One thing the book points out is that we often worry more about dangers that are extremely unlikely to befall us (such as a hijacked airplane or terrorist attack) than about the things that happen every day (car accidents, domestic abuse).

Fear plays sleight of hand with us. It attracts us toward one hand and then attacks us with the other. We are attracted to the “flashy” and “exotic” fears, and we ignore the everyday and mundane ones.

But when you have anxiety, many things get flagged as “dangerous” that shouldn’t be. It affects your judgment and your habits. It makes you seek comfort and control. It makes your life a delicate balancing act, a fragile equation that gets thrown into chaos with the introduction of each new variable.

I’m afraid to talk to girls.

Why am I afraid to talk to girls?

What is the most likely worst-case scenario?

She doesn’t like me?

Underneath most of my anxiety is a fear of failure, rejection, and loss of control.

But to be afraid of those things is to be afraid of life, of reality.

Because this is reality: I am going to fail; I am going to be rejected; I am not going to be able to control everything. These are things that happen to everybody. I am not special. I have no godlike powers that I can exert over the universe to prevent these things. The only thing I can do is build a fortress and hide within it until I die.

But even if I did hide away in my Fortress of Solitude, I can’t prevent the changes from coming. Change is a force of nature. You can fight against it, but you are destined to lose. Change will overtake you. The more violently you fight against it, the more violent the change.

You can avoid the inevitable for a little while by pulling yourself away from it, but eventually something lets go, and you are hurled at each other like a rubber band. Yes, a rubber band can sting, but it would have hurt a lot less if I took the hit earlier.

It takes a lot of energy to fight against change. And for every action, there is an equal and opposite reaction. The energy you spend is going somewhere. And eventually you simply won’t have enough to fight it, so you have no choice but to let the change happen.

Sometimes I look at myself as someone who exists within a small bubble of security. Like the shields around the Enterprise. Sometimes the outside world closes in, causing the bubble to shrink. Sometimes I feel suffocated, requiring the bubble to expand. The bigger your bubble, the more enriching your life can be, simply because you have more room.

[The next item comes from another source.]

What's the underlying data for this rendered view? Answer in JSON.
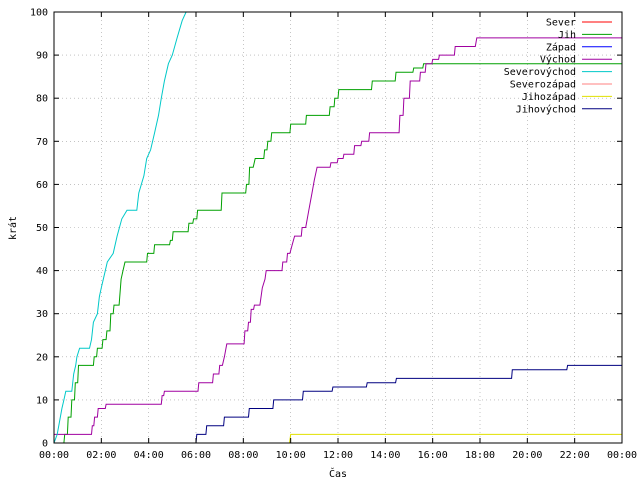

So it’s not really about abandoning security for the sake of risk. It’s not either/or. It’s about allowing yourself to grow, allowing your bubble to expand. I don’t have to abandon all safety just to talk to a girl. I haven’t lost anything just because a job interview didn’t go well. It’s not about what I’m willing to give up; it’s about what I’m willing to allow in.

As someone with anxiety, it’s hard to allow anything new into my life. I don’t believe I can handle the uncertainty. But I can take small, incremental steps. Steps that push against the bubble without breaking it.

Maybe someday I’ll come to realize that my bubble isn’t as fragile as I fear it is.